RPKI (Resource Public Key Infrastructure, RFC 6480 et al.) is a database that cryptographically proves which ASes are authorised to originate which prefixes. Each prefix holder publishes a Route Origin Authorization (ROA) signed by their regional registry: "AS15169 may originate 8.8.8.0/24".

A router doing RPKI route origin validation checks every received announcement against the ROA database and:

Valid — origin AS matches a published ROA. Accept normally.
Invalid — origin AS conflicts with a published ROA. Drop the announcement.
Not found — no ROA exists. Accept (transitional).

By 2024, large transit networks (NTT, Lumen, Telia, GTT, Hurricane Electric) drop RPKI-invalid routes by default. Cloudflare, Amazon, and Google all sign their prefixes with ROAs. The shared incentive is real: a hijack of an RPKI-protected prefix is now ignored by every operator who's enrolled.

RPKI doesn't solve route leaks (the AS-path can be tampered with even when the origin is valid). The follow-on, BGPsec, signs the path itself; deployment is minimal. ASPA (Autonomous System Provider Authorization) is a lighter-weight successor currently being adopted.

BGP in datacentres

Most hyperscalers run BGP not just between networks but inside their datacentre fabrics. RFC 7938 describes the Clos-topology pattern: every leaf and spine has its own AS number, and BGP carries reachability information across the fabric. ECMP at each layer fans traffic out across multiple equal-cost paths.

This reuses BGP's well-tested implementation instead of stretching IGPs (OSPF / IS-IS) to handle the scale. It also gives you BGP's mature traffic-engineering primitives (communities, route reflection, ECMP) for free. Most modern Kubernetes networking fabrics — Calico in BGP mode, Cilium with BGP, MetalLB BGP — extend this idea inside the cluster.

Tools

Tool / Site	Use for
RIPE Atlas	Run a BGP/traceroute probe from any of thousands of locations worldwide.
BGPmon / RouteViews	Looking glasses — see the global routing table from a particular vantage point.
bgp.tools	Quick AS info, peer relationships, prefix lookups. The first thing to type.
radar.cloudflare.com	Live internet observability, including BGP announcements and incidents.
peeringdb.com	The directory of who peers with whom and where. Indispensable for network engineers.
`show bgp neighbors` (Cisco), `show route receive-protocol bgp` (Juniper)	What your own router knows. Different syntax per vendor; same concepts.

Path attributes — how BGP picks one route

A real router with multiple paths to the same prefix has to pick one. BGP's selection algorithm runs through path attributes in a fixed order; the first attribute that differs decides. The Cisco implementation (which became the de-facto standard) goes roughly like this:

1. Weight. Cisco-specific local-only attribute. Highest wins. Used to force traffic out a specific interface regardless of everything else.

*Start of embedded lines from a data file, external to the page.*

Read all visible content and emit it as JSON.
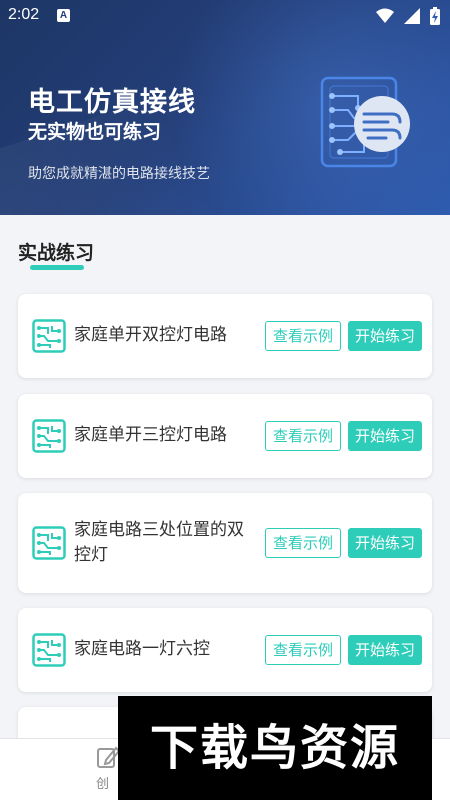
{
  "status_bar": {
    "time": "2:02",
    "notification_letter": "A"
  },
  "hero": {
    "title": "电工仿真接线",
    "subtitle": "无实物也可练习",
    "description": "助您成就精湛的电路接线技艺"
  },
  "section": {
    "title": "实战练习"
  },
  "practice_items": [
    {
      "title": "家庭单开双控灯电路",
      "example_label": "查看示例",
      "start_label": "开始练习"
    },
    {
      "title": "家庭单开三控灯电路",
      "example_label": "查看示例",
      "start_label": "开始练习"
    },
    {
      "title": "家庭电路三处位置的双控灯",
      "example_label": "查看示例",
      "start_label": "开始练习"
    },
    {
      "title": "家庭电路一灯六控",
      "example_label": "查看示例",
      "start_label": "开始练习"
    }
  ],
  "bottom_nav": {
    "create_label": "创"
  },
  "watermark": {
    "text": "下载鸟资源"
  },
  "colors": {
    "accent": "#2ecdb9",
    "hero_dark": "#1d3665",
    "hero_light": "#2f5cb0"
  }
}
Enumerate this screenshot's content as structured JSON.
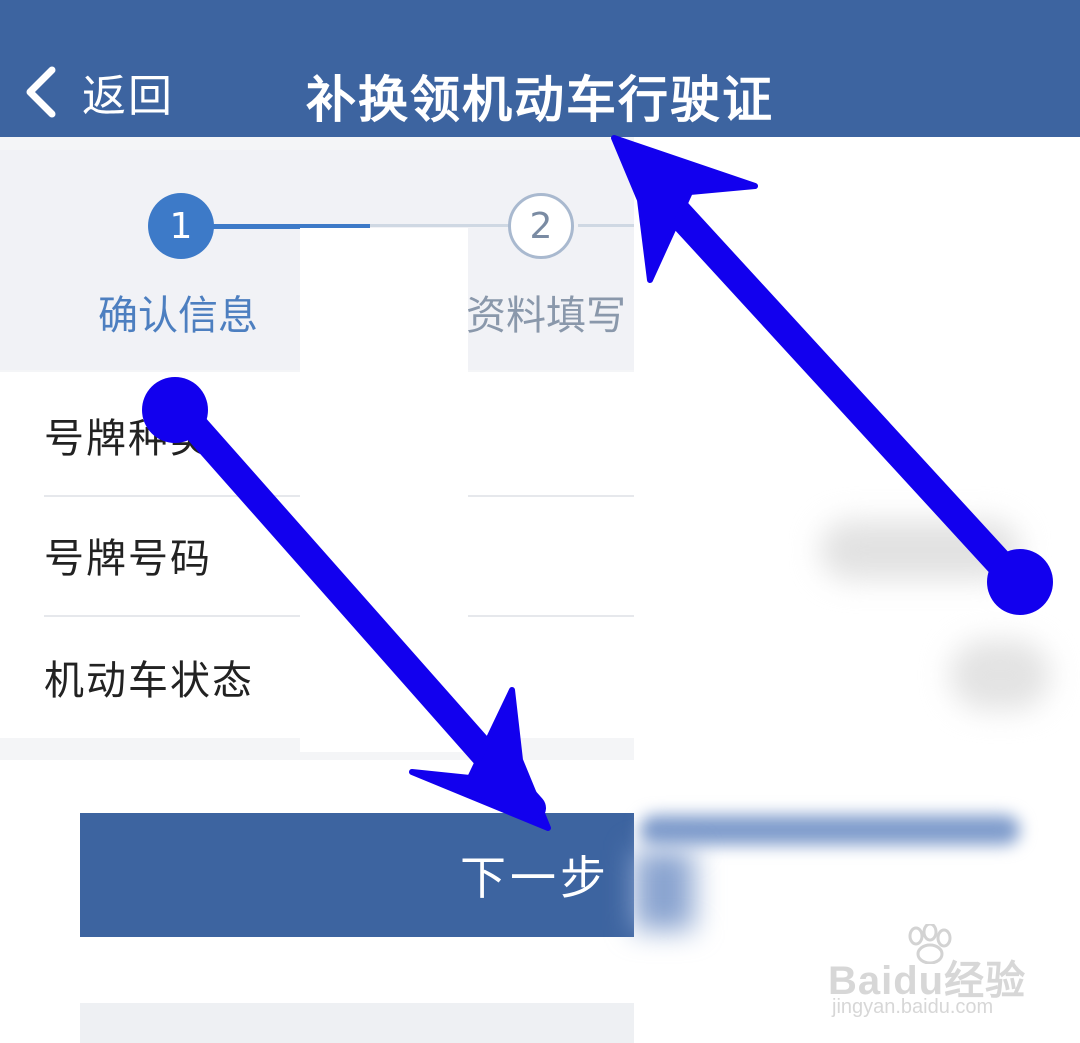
{
  "nav": {
    "back_label": "返回",
    "title": "补换领机动车行驶证"
  },
  "steps": [
    {
      "number": "1",
      "label": "确认信息",
      "state": "active"
    },
    {
      "number": "2",
      "label": "资料填写",
      "state": "inactive"
    }
  ],
  "form_rows": [
    {
      "label": "号牌种类"
    },
    {
      "label": "号牌号码"
    },
    {
      "label": "机动车状态"
    }
  ],
  "actions": {
    "next_label": "下一步"
  },
  "watermark": {
    "brand": "Baidu经验",
    "url": "jingyan.baidu.com"
  },
  "colors": {
    "header": "#3d64a0",
    "accent": "#3d7ac8",
    "annotation_arrow": "#1200ee"
  },
  "annotations": [
    {
      "type": "arrow",
      "description": "double-headed arrow from 号牌种类 row to 下一步 button"
    },
    {
      "type": "arrow",
      "description": "double-headed arrow from right side to page title"
    }
  ]
}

2. LOCAL_PREF. Local-preference within an AS. Higher wins. The operator's way to express "prefer this exit point". Set high on customer routes, lower on peer routes, lowest on transit — encodes the economic preference automatically.

3. Locally originated. Prefer routes the local router originated over routes learned from neighbours.

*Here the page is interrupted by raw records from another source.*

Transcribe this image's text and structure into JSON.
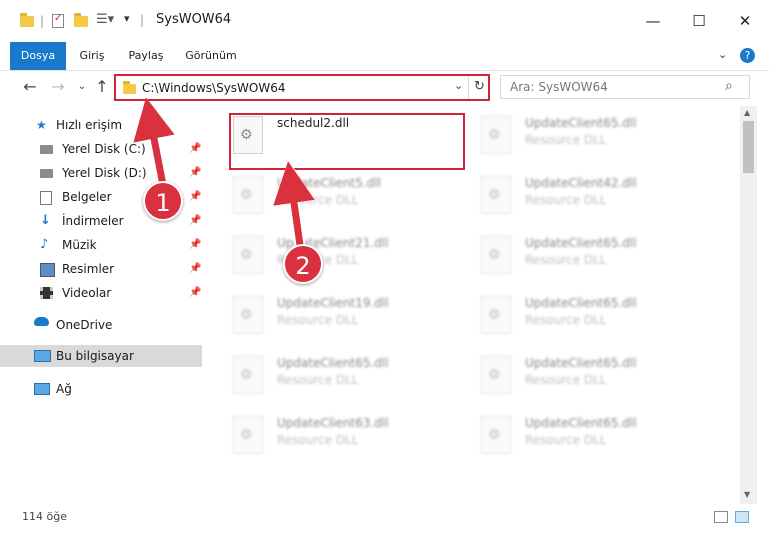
{
  "window": {
    "title": "SysWOW64"
  },
  "ribbon": {
    "tabs": [
      "Dosya",
      "Giriş",
      "Paylaş",
      "Görünüm"
    ]
  },
  "address": {
    "path": "C:\\Windows\\SysWOW64"
  },
  "search": {
    "placeholder": "Ara: SysWOW64"
  },
  "sidebar": {
    "items": [
      {
        "label": "Hızlı erişim",
        "icon": "star-icon"
      },
      {
        "label": "Yerel Disk (C:)",
        "icon": "drive-icon",
        "pinned": true
      },
      {
        "label": "Yerel Disk (D:)",
        "icon": "drive-icon",
        "pinned": true
      },
      {
        "label": "Belgeler",
        "icon": "documents-icon",
        "pinned": true
      },
      {
        "label": "İndirmeler",
        "icon": "download-icon",
        "pinned": true
      },
      {
        "label": "Müzik",
        "icon": "music-icon",
        "pinned": true
      },
      {
        "label": "Resimler",
        "icon": "pictures-icon",
        "pinned": true
      },
      {
        "label": "Videolar",
        "icon": "video-icon",
        "pinned": true
      },
      {
        "label": "OneDrive",
        "icon": "cloud-icon"
      },
      {
        "label": "Bu bilgisayar",
        "icon": "computer-icon",
        "selected": true
      },
      {
        "label": "Ağ",
        "icon": "network-icon"
      }
    ]
  },
  "files": [
    {
      "name": "schedul2.dll",
      "type": ""
    },
    {
      "name": "UpdateClient65.dll",
      "type": "Resource DLL"
    },
    {
      "name": "UpdateClient5.dll",
      "type": "Resource DLL"
    },
    {
      "name": "UpdateClient42.dll",
      "type": "Resource DLL"
    },
    {
      "name": "UpdateClient21.dll",
      "type": "Resource DLL"
    },
    {
      "name": "UpdateClient65.dll",
      "type": "Resource DLL"
    },
    {
      "name": "UpdateClient19.dll",
      "type": "Resource DLL"
    },
    {
      "name": "UpdateClient65.dll",
      "type": "Resource DLL"
    },
    {
      "name": "UpdateClient65.dll",
      "type": "Resource DLL"
    },
    {
      "name": "UpdateClient65.dll",
      "type": "Resource DLL"
    },
    {
      "name": "UpdateClient63.dll",
      "type": "Resource DLL"
    },
    {
      "name": "UpdateClient65.dll",
      "type": "Resource DLL"
    }
  ],
  "status": {
    "count": "114 öğe"
  },
  "callouts": [
    "1",
    "2"
  ],
  "colors": {
    "accent": "#1979ca",
    "highlight": "#d2233a"
  }
}
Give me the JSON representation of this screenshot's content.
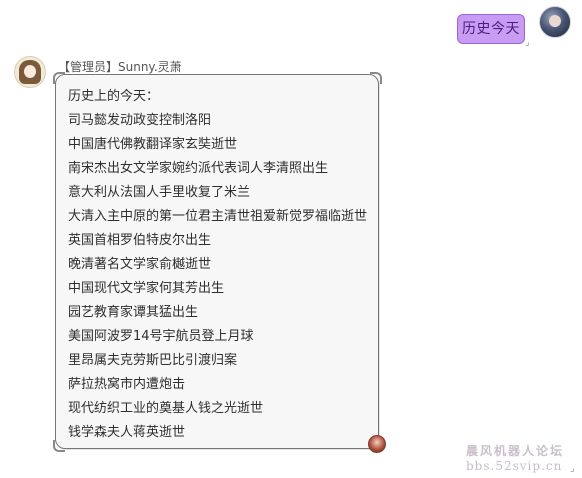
{
  "chat": {
    "outgoing": {
      "message": "历史今天"
    },
    "incoming": {
      "sender": "【管理员】Sunny.灵萧",
      "lines": [
        "历史上的今天：",
        "司马懿发动政变控制洛阳",
        "中国唐代佛教翻译家玄奘逝世",
        "南宋杰出女文学家婉约派代表词人李清照出生",
        "意大利从法国人手里收复了米兰",
        "大清入主中原的第一位君主清世祖爱新觉罗福临逝世",
        "英国首相罗伯特皮尔出生",
        "晚清著名文学家俞樾逝世",
        "中国现代文学家何其芳出生",
        "园艺教育家谭其猛出生",
        "美国阿波罗14号宇航员登上月球",
        "里昂属夫克劳斯巴比引渡归案",
        "萨拉热窝市内遭炮击",
        "现代纺织工业的奠基人钱之光逝世",
        "钱学森夫人蒋英逝世"
      ]
    }
  },
  "watermark": {
    "line1": "晨风机器人论坛",
    "line2": "bbs.52svip.cn"
  },
  "colors": {
    "outgoing_bubble": "#c99cf3",
    "outgoing_border": "#9d63d9",
    "incoming_bubble": "#f7f7f7",
    "incoming_border": "#777777"
  },
  "icons": {
    "outgoing_avatar": "user-avatar",
    "incoming_avatar": "admin-avatar",
    "sticker": "mini-sticker-icon"
  }
}
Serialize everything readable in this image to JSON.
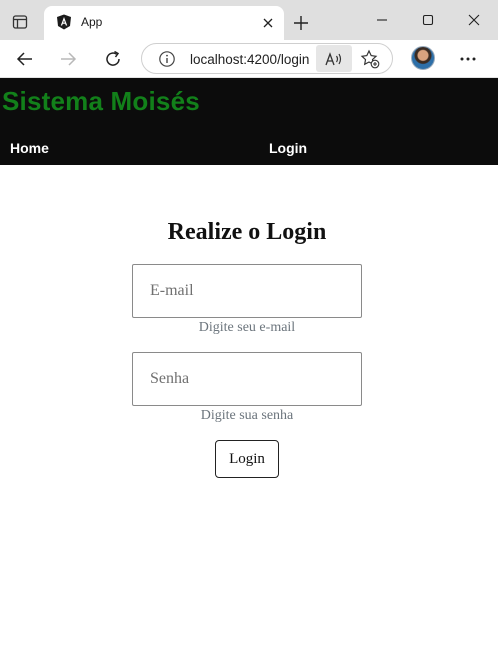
{
  "browser": {
    "tab": {
      "title": "App"
    },
    "address": {
      "url": "localhost:4200/login"
    }
  },
  "app": {
    "brand": "Sistema Moisés",
    "nav": {
      "home": "Home",
      "login": "Login"
    }
  },
  "login_form": {
    "title": "Realize o Login",
    "email": {
      "placeholder": "E-mail",
      "value": "",
      "hint": "Digite seu e-mail"
    },
    "password": {
      "placeholder": "Senha",
      "value": "",
      "hint": "Digite sua senha"
    },
    "submit_label": "Login"
  },
  "colors": {
    "brand": "#12801a",
    "header_bg": "#0c0c0c",
    "hint": "#6c757d"
  }
}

4. AS_PATH length. Shorter wins. The textbook BGP rule; in practice usually overridden by LOCAL_PREF before reaching this step.

5. Origin type. IGP-learned beats EGP-learned beats incomplete. Historical, rarely the deciding factor anymore.

6. MED (Multi-Exit Discriminator). Lower wins. A hint from one AS to another about which entry point to prefer for inbound traffic. Notoriously inconsistent behaviour across vendors; the "always-compare-med" knob varies.

7. eBGP over iBGP. Prefer paths learned from external peers over internal ones.

8. IGP metric to the next hop. Lower wins. The "hot-potato routing" step — exit traffic at the closest internal egress point.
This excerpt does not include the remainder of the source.